Com uma leitura tão distorcida da realidade económica, poderiam fazer-se perguntas relativamente simples:

  1. Onde está o Ministro da Economia? Apesar de ter melhor percepção e relação com as empresas, não fez o plano original (António Costa e Silva) e agora, manifestamente, não é credível pensar que seja o autor principal desta versão governamental;
  2. Enquanto País, quanto perdemos do que podíamos ganhar? Face ao que o plano poderia ser, mas não será, mais importante do que avaliar o seu efeito económico no PIB seria compará-lo com o efeito – certamente mais eficiente, robusto e durável -que um plano mais confiante no sector privado poderia ter;
  3. Os preconceitos têm consequências: O estatismo proeminente deste PRR é a causa de não conter metas escrutináveis, milestones avaliáveis e objetivos comparáveis?
  4. Qual é a parcela do PRR que, verdadeiramente, constitui mais despesa permanente futura? A pergunta é pertinente porque há bocados inteiros do PRR que se assemelham a despesa de funcionamento nova, embora dissimulada sob a epígrafe de “reformas”;
  5. Se uma fatia do PRR deveria servir para digitalizar a Administração Pública, qual é o resultado esse esforço, em termos de poupança de processos, redução de burocracia e racionalização de recursos humanos que se tornam excedentários? Se este apuramento não for feito, estaremos a falar mais de um upgrade informático do que de uma digitalização de funções e processos.
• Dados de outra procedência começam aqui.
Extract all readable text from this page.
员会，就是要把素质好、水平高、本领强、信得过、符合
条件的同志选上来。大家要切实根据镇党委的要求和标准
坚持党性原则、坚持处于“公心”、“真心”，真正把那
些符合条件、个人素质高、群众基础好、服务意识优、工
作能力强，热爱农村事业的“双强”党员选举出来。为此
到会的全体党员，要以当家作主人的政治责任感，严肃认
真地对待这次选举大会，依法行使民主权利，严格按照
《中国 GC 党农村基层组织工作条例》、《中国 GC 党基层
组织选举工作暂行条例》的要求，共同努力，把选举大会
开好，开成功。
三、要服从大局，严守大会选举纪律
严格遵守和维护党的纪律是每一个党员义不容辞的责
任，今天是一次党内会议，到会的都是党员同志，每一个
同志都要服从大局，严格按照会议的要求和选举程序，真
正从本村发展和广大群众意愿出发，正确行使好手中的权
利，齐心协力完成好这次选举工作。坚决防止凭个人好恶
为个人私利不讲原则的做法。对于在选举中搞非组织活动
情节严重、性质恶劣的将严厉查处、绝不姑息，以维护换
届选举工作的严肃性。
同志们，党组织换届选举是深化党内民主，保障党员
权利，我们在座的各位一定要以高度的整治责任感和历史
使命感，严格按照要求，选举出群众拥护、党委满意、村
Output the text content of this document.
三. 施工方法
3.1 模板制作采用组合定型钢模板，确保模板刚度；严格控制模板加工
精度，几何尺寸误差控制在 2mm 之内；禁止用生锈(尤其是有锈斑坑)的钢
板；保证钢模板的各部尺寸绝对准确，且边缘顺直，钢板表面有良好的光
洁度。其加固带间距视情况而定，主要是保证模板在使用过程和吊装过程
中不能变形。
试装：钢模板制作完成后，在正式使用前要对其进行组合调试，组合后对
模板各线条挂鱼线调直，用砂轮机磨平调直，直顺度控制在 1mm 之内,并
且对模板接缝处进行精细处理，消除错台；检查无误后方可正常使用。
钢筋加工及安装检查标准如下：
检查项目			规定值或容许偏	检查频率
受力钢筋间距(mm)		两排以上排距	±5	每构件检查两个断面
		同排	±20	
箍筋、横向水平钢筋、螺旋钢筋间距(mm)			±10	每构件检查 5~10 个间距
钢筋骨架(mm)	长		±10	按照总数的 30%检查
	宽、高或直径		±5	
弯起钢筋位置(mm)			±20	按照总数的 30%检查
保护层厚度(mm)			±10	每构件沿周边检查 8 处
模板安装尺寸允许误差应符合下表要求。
O próprio António Costa e Silva notou recentemente a ausência de uma avaliação custo-benefício nesta versão final do plano. Isso, não dizendo tudo, já diz muito. Como diriam os franceses, “chassez le naturel, il revient au galop”…

O autor não escreve segundo o novo acordo ortográfico

Nota: A opinião de Paulo Portas é publicada com base no comentário semanal no Jornal das Oito da TVI, ao domingo.